Rapid Monitoring of the Nature and Interconversion of Supported Catalyst Phases and of Their Influence upon Performance: CO Oxidation to CO2 by γ-Al2O3 Supported Rh Catalysts

Abstract

Spatially and temporally resolved energy‐dispersive EXAFS (EDE) has been utilised in situ to study supported Rh nanoparticles during CO oxidation by O~2~ under plug‐flow conditions. Three distinct phases of Rh supported upon Al~2~O~3~ were identified by using EDE at the Rh K‐edge during CO oxidation. Their presence and interconversion are related to the efficiency of the catalysts in oxidising CO to CO~2~. A metallic phase is only found at higher temperatures (>450 K) and CO fractions (CO/O~2~>1); an oxidic phase resembling Rh~2~O~3~ dominates the active catalyst under oxygen‐rich conditions. Below about 573 K, and in CO‐rich environments, high proportions of isolated Rh^I^(CO)~2~ species are found to co‐exist with metallic Rh nanoparticles.

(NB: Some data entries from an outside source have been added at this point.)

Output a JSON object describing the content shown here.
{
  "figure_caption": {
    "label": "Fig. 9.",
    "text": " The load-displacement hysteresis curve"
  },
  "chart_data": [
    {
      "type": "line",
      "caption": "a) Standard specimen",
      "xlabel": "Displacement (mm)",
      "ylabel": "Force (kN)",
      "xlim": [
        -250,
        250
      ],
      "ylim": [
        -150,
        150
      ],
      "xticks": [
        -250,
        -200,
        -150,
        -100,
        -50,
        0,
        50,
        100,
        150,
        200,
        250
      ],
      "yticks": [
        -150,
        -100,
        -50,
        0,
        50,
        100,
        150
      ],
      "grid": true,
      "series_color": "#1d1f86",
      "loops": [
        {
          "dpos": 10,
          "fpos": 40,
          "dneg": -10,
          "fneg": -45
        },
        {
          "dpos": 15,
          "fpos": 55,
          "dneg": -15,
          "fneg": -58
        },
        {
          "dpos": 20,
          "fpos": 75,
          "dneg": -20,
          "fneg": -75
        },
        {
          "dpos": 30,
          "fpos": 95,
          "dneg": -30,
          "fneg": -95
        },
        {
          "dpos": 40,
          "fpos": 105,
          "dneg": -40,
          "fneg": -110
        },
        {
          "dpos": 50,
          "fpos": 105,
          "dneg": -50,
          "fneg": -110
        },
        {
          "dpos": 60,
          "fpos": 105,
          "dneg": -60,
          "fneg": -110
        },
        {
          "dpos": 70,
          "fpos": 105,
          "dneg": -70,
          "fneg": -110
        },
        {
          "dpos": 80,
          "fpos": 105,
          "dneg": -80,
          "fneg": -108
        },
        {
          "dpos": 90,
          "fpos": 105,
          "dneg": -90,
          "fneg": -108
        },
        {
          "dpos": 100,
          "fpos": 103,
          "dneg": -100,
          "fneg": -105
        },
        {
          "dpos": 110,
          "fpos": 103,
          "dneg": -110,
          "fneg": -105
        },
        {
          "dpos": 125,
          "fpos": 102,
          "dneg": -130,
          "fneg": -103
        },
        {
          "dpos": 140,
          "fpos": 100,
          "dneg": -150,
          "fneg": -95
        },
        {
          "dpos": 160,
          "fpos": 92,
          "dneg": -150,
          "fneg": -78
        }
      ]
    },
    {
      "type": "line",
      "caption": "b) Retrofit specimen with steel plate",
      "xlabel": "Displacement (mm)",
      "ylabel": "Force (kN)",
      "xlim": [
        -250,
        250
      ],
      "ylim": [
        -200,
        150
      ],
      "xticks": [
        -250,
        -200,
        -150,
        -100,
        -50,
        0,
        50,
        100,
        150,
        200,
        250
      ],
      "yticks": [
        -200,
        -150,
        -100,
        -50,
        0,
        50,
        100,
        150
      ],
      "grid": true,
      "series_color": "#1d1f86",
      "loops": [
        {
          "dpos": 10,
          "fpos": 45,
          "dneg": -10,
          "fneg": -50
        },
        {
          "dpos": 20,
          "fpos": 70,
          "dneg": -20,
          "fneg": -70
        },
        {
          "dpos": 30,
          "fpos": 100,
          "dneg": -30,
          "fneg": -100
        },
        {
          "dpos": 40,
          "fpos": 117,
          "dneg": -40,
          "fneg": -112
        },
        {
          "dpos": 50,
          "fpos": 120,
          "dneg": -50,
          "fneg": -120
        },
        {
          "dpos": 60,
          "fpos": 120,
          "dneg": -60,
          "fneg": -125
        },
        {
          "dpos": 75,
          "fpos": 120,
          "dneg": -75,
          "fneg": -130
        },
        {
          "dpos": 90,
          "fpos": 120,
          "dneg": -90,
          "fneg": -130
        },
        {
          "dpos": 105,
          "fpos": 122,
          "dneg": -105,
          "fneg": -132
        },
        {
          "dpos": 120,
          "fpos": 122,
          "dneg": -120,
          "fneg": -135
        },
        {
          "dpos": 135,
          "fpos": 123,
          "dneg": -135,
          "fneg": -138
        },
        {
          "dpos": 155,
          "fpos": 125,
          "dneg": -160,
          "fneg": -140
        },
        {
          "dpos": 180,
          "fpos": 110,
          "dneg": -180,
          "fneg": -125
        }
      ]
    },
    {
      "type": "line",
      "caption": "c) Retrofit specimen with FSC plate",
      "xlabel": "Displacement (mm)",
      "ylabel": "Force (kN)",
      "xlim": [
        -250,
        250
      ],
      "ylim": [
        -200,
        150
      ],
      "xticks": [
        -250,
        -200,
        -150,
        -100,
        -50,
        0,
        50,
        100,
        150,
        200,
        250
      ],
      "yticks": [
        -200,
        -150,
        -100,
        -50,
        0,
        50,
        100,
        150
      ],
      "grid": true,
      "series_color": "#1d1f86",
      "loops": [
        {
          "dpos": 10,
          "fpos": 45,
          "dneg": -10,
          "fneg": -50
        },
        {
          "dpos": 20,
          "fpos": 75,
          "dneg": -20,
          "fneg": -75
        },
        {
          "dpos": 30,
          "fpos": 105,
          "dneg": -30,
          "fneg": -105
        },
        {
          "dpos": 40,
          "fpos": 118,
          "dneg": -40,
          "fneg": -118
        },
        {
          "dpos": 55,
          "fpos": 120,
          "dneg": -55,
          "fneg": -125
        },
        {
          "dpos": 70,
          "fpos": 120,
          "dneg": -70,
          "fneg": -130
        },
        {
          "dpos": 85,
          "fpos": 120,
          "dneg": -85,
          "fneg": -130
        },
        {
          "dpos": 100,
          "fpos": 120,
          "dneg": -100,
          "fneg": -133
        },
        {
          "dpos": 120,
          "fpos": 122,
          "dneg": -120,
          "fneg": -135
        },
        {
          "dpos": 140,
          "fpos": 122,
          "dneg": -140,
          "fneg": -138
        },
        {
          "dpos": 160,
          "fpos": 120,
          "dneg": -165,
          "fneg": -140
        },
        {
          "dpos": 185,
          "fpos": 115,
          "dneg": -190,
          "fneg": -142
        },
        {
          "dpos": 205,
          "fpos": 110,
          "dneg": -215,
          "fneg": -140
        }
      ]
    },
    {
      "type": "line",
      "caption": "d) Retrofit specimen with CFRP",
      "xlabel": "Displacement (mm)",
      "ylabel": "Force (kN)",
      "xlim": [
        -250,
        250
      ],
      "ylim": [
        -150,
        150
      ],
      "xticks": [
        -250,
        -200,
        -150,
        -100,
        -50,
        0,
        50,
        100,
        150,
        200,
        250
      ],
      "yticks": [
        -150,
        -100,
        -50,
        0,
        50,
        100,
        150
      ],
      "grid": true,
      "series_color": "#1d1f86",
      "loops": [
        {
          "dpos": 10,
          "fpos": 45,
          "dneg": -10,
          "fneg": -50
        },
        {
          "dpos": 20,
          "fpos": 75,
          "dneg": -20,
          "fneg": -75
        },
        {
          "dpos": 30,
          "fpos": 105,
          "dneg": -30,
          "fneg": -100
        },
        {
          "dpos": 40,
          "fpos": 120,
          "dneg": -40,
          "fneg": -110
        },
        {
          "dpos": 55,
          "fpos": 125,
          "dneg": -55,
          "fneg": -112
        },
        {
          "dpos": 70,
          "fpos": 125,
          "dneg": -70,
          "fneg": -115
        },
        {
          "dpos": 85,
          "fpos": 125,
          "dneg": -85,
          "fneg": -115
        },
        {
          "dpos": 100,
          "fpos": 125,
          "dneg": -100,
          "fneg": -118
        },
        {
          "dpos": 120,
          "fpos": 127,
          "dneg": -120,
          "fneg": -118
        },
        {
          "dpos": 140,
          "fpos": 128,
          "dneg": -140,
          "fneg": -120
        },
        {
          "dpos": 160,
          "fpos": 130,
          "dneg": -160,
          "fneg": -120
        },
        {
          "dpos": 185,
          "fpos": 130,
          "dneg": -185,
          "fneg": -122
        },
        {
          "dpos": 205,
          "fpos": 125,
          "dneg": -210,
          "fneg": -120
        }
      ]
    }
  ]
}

Alongside these discrete situations a large proportion of the active phase space comprises small Rh cores surrounded by layers of active oxide. Confinement of Rh to nanoscale domains induces structural lability that influences catalytic behaviour. For CO oxidation over Rh/Al~2~O~3~ there are two redox phase equilibria alongside the chemistry of CO and O adsorbed upon extended Rh surfaces.